JULIEN: The bump would be an easing of concerns — climbing the proverbial wall of worry. If you think about supply chain disruptions tied to the Middle East and Ukraine, an easing of those issues would be favourable for the market. Another factor is that capital craves certainty. A world at war is an uncertain world, and as those uncertainties abate, it allows investors and companies to deploy capital. That’s positive for risk assets.

ROGER: Where would you be focusing? Which sectors do you think would benefit most?

JULIEN: We think there’ll be a continuation of the AI trade — that’s certainly an area of focus for us. We also believe financials, particularly those exposed to capital markets, will continue to do well. There’s also a chance that other cyclical parts of the market could start working in the months and quarters ahead.

ROGER: Let’s start with AI, because everyone talks about the bubble. Do you feel there’s still room for growth here? Are we approaching a kind of new normal?

JULIEN: We have to be cautious with the term “bubble.” There are two elements to a bubble: excess and unsustainability. On excess, we’d argue we don’t see any material excesses yet — the investments being made are by well-capitalized companies, the so-called “Magnificent Seven.”

On sustainability, we’re seeing adoption by corporate America and globally. To the extent those investments drive margin expansion across sectors, then it’s sustainable. People have been talking about a bubble for two or three years now, and we still haven’t seen evidence of one.

The third dimension is valuation. We recognize valuations across the AI complex have increased substantially, and that could impair forward returns, but it doesn’t negate the long-term opportunity.

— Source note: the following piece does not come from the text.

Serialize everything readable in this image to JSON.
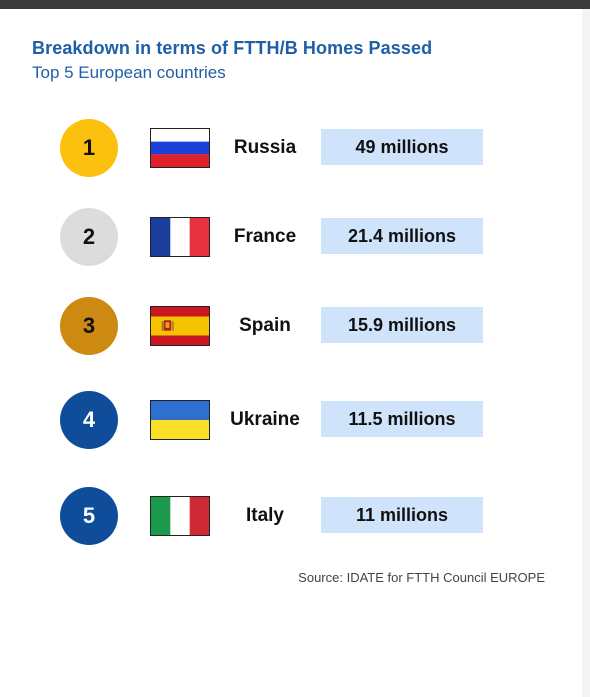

ROGER: Moving over to financials — any concerns about regional banks? A lot of them will be reporting this week.

JULIEN: Their sensitivity to the U.S. economy is obviously greater than that of their larger, money-centre peers. Risk in any financial institution tends to be localized, but it can become systemic. So far, regional banks that have reported have shown solid results. It’s something to monitor, but we haven’t seen anything to suggest systemic issues are brewing under the surface.

ROGER: Let’s get to some of your stock picks — starting with StoneX Group. What do you like about it?

JULIEN: StoneX is an institutional-grade financial services company that performs well across several segments — foreign exchange trading, commodities trading and international payments. It helps clients hedge their commodity exposure and manage risk.

We like that the company benefits from elevated trading activity. When markets are volatile, StoneX does well. We thought volatility would subside in the second half of the year, but it’s remained elevated — that should bode well for the company. Longer term, we think StoneX will continue consolidating smaller trading businesses in the U.S.

ROGER: The next name on your list is Piper Sandler.

JULIEN: Yes, and the thesis there is based on a recovery in mergers and acquisitions activity, which has been a bit slow to start the year but should pick up through the rest of the year. Piper Sandler has built strong expertise in mid-market M&A and private-equity-linked deals. We expect continued momentum into 2026.

ROGER: And lastly, MasTec — what do you like there?

JULIEN: MasTec is an infrastructure construction company diversified across sectors such as energy and data centres. It’s well positioned to benefit from continued construction activity in the U.S., particularly in power and communications infrastructure.

ROGER: Julien, thank you very much for joining us.

JULIEN: Thanks for having me, Roger.

ROGER: Julien Nono-Womdim is vice-president of equity analysis at Goodreid Investment Counsel.

This BNN Bloomberg summary and transcript of the Oct. 20, 2025 interview with Julien Nono-Womdim are published with the assistance of AI. Original research, interview questions and added context was created by BNN Bloomberg journalists. An editor also reviewed this material before it was published to ensure its accuracy and adherence with BNN Bloomberg editorial policies and standards.